Myth: Companies Have Pushed The Burden Of Retirement Savings To Employees
- This myth seems to make sense – companies have stopped traditional defined benefit plans and replaced them with 401k plans that put the onus on workers to save for themselves. Fact is, few people – only about 35% of workers in the 1960s and 1970s – ever qualified for those gold standard pensions in the first place. Many more workers are now participating in 401k plans and employers are contributing matching dollars. A report from the Department of Labor shows that company contributions to retirement plans (as % income) have more than TRIPLED – from 2.0% in 1975 to 6.4% in 2013.
Myth: Few People Have Saved Enough To Replace A Fraction of Their Pre-Retirement Income
- Financial experts don’t always agree on what % of your pre-retirement income you should save to replace. Combined with pensions and social security, most experts advise saving enough to be able to replace between 75-100% of pre-retirement income. Data from the SSA MINT study shows that most are well-set against this goal. A majority (55%) are expected to have more than 100% of replacement income (20% are at 200%) with another 35% having between 50%-100%. Just under 10% are said to have less than 50% of replacement income.

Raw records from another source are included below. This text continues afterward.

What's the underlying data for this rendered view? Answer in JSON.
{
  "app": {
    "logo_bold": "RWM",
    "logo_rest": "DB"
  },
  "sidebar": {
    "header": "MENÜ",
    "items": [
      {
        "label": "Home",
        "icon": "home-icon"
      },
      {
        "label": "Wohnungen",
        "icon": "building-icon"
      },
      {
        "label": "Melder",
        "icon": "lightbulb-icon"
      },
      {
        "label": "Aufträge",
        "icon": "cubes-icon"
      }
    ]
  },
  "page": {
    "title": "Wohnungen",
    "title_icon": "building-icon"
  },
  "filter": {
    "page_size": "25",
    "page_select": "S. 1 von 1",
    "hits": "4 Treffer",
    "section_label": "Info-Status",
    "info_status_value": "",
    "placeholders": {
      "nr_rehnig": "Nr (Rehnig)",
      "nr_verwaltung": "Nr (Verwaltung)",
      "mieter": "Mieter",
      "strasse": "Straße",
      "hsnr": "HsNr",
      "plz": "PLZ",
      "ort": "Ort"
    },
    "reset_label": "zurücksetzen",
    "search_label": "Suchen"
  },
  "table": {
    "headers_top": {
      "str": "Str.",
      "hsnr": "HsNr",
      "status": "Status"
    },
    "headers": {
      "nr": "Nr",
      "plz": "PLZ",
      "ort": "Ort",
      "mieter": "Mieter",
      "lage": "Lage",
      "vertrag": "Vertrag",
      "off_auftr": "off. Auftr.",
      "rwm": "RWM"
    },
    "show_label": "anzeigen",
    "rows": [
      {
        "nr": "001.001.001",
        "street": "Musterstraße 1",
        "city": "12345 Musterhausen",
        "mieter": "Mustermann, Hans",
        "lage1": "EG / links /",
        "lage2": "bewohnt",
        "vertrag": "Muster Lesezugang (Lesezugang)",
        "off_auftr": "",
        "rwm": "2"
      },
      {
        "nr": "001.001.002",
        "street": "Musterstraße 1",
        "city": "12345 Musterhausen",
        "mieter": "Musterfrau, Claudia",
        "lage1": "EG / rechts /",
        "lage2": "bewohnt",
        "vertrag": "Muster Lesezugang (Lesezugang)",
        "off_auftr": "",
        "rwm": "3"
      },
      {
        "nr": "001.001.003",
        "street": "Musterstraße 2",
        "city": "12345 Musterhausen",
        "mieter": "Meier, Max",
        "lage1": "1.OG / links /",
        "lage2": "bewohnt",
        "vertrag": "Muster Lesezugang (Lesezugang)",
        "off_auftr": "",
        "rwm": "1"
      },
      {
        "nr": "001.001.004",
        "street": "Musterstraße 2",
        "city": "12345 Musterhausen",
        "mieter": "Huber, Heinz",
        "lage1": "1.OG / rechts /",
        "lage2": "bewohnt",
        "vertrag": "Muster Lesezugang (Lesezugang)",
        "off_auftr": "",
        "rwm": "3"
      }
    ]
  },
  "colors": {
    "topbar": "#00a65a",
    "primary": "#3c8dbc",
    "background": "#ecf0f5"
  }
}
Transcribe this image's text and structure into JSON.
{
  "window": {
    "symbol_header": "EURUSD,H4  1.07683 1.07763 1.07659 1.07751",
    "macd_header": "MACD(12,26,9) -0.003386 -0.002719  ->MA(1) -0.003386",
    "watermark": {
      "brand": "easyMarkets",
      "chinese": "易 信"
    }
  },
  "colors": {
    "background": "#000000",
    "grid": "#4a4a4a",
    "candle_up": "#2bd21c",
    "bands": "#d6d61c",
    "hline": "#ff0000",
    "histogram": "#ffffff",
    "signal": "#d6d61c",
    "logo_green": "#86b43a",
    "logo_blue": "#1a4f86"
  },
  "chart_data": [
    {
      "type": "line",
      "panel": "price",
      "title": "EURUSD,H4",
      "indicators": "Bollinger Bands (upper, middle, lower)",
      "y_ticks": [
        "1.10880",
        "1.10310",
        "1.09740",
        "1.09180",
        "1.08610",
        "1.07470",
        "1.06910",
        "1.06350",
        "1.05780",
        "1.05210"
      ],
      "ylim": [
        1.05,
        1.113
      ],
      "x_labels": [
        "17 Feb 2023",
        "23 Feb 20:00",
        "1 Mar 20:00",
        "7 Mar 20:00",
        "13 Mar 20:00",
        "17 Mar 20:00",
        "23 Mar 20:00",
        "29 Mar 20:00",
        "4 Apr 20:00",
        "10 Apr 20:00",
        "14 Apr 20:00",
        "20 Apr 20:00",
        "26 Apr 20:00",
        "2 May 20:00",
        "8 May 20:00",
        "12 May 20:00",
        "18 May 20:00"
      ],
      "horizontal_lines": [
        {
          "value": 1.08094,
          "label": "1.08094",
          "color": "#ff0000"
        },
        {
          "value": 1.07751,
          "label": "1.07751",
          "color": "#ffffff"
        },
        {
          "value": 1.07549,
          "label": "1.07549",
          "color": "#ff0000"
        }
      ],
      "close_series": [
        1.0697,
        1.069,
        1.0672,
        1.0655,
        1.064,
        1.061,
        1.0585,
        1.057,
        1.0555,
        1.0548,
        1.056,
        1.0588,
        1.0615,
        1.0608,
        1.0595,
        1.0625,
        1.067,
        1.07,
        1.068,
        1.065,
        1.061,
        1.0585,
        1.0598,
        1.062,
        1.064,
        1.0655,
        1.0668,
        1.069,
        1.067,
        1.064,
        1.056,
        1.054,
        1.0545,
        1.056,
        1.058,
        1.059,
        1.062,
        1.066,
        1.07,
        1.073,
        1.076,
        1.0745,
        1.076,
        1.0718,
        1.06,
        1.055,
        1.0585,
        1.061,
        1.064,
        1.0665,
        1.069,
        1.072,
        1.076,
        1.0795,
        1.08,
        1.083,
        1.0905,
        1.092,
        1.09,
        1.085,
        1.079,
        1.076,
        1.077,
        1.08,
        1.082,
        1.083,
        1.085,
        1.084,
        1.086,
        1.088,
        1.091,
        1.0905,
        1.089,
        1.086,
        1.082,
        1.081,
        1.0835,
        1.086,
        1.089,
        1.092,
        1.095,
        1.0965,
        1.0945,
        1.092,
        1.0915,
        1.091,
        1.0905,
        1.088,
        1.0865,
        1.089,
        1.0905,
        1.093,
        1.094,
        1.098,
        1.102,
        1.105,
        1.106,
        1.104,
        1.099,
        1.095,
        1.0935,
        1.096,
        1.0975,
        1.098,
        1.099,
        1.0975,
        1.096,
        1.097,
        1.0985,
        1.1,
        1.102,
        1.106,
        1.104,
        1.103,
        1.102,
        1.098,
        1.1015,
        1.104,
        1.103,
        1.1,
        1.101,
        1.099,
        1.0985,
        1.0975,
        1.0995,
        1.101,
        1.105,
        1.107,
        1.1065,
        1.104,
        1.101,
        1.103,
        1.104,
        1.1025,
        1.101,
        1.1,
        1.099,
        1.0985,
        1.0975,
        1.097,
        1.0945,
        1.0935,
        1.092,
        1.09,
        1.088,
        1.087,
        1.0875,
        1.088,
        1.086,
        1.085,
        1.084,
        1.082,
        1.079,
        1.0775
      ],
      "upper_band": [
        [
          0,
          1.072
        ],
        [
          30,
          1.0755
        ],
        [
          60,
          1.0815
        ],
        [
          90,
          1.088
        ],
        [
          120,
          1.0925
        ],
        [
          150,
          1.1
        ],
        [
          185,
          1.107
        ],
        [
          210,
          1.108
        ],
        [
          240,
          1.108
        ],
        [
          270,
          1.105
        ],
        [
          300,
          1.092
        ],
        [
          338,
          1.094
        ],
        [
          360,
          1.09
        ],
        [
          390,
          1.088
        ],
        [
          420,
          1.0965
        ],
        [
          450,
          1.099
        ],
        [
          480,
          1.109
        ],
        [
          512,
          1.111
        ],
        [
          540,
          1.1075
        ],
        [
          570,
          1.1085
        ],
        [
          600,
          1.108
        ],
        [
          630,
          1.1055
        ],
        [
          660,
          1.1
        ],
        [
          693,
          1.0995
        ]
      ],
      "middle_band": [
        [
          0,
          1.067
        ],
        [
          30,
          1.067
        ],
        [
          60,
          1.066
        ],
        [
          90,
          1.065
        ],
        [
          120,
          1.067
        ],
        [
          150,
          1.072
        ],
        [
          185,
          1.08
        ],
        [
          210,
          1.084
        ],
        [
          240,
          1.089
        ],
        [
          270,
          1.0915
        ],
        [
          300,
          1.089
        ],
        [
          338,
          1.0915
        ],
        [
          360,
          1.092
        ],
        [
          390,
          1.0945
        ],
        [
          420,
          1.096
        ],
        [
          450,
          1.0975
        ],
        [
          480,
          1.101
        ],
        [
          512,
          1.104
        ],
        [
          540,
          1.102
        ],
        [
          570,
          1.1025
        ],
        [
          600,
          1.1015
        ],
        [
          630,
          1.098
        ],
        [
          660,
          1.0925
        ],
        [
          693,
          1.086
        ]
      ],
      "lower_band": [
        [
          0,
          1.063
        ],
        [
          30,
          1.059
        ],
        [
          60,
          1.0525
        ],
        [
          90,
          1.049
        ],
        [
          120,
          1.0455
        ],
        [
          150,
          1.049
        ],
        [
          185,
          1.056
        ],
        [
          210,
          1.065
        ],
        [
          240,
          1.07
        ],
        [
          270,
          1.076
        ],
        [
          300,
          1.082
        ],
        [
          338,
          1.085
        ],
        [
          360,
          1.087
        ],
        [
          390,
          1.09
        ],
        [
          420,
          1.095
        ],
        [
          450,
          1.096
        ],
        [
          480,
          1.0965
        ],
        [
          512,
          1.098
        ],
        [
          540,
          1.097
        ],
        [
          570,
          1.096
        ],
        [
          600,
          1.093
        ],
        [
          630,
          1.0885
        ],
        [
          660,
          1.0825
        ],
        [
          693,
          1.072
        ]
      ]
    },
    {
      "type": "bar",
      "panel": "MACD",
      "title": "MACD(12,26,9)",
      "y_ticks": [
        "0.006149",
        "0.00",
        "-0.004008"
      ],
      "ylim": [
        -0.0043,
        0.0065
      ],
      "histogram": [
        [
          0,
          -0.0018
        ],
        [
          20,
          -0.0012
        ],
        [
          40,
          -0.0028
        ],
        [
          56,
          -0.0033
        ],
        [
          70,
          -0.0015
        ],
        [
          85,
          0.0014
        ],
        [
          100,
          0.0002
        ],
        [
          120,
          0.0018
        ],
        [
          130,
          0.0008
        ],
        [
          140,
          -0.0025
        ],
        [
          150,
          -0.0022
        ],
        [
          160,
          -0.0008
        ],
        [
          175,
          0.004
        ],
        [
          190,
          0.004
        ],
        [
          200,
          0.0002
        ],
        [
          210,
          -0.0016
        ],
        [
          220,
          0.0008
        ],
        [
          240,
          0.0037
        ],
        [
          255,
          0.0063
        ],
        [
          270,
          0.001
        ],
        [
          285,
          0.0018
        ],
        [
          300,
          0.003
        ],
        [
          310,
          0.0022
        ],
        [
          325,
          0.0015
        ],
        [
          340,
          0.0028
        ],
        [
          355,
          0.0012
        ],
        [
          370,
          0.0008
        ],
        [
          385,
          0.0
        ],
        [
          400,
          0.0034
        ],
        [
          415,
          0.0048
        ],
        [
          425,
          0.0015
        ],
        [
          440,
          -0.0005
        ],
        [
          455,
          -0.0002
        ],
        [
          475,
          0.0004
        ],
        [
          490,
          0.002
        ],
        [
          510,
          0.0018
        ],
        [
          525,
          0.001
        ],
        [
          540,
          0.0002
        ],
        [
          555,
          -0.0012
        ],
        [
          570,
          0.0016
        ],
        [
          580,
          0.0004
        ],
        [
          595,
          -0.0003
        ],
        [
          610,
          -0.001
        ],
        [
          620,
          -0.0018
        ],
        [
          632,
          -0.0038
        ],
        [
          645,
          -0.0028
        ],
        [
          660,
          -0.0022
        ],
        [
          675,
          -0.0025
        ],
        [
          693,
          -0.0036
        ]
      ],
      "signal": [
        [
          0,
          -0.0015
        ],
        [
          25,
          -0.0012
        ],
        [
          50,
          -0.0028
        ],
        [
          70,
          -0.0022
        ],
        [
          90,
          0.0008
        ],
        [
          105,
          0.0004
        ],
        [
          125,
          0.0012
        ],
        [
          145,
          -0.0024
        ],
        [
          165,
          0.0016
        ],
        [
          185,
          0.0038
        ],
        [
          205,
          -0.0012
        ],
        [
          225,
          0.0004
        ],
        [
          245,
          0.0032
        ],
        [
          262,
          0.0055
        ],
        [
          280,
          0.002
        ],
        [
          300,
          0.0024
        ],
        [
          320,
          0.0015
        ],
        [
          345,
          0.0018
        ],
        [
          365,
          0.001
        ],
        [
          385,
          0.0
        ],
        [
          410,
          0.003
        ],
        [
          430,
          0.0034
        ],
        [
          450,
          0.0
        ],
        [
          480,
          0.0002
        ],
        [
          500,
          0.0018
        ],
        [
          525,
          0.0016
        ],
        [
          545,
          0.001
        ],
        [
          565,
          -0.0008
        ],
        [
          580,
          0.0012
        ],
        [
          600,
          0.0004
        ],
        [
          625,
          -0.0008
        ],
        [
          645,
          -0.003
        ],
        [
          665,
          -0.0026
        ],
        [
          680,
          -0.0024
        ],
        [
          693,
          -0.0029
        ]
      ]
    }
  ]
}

Myth: Financial Concerns Will Increase In Retirement
- Many people worry that as they grow older and retire that the cost of everything will become more of a concern. A Census Bureau study on Health & Retirement shows that these concerns are often misplaced. While 41% of Americans expected to see a decline in lifestyle in retirement, 85% of them later reported their lifestyle spending to be “better” or “about the same”. I would guess that it is difficult for people to individually project the advances in society and technology that make life better and less expensive over the decades.
Myth: One’s Retirement Lifestyle Is Less Comfortable Than In The Past
- A 2015 Gallup study showed that 79% of retirees were living a financially comfortable lifestyle. This number was equal to retirees that were polled 15 years earlier. Despite the economic hardships since the dot.com bubble burst in 2000, retirees are still very positive about their individual experience.
Myth: Net Worth Declines In Retirement As People ‘Spend To The End’
- Everyone hopes to make their money last in retirement and people worry that they might run out of money. Nonetheless, a longitudinal study completed by American Enterprise Institute showed that people’s net worth tends to go UP in retirement, not the other way. The study showed net worth by age over time: net worth at age 90 was about 25% higher than the same people had at age 65 (in constant dollars).
As you look at all of these myths and the angst that often accompanies them, the message is not to panic. Americans do not seem to be facing a retirement crisis – in fact, each generation seems to be planning and preparing in a more sophisticated way than ever before.
While company traditional pensions may be going the way of the dinosaur, they have been replaced by more inclusive savings approaches that are well supported by both employers and employees. There are certainly challenges with the long-term viability of social security, but it is better to focus on that individually than claim the sky is falling across the board.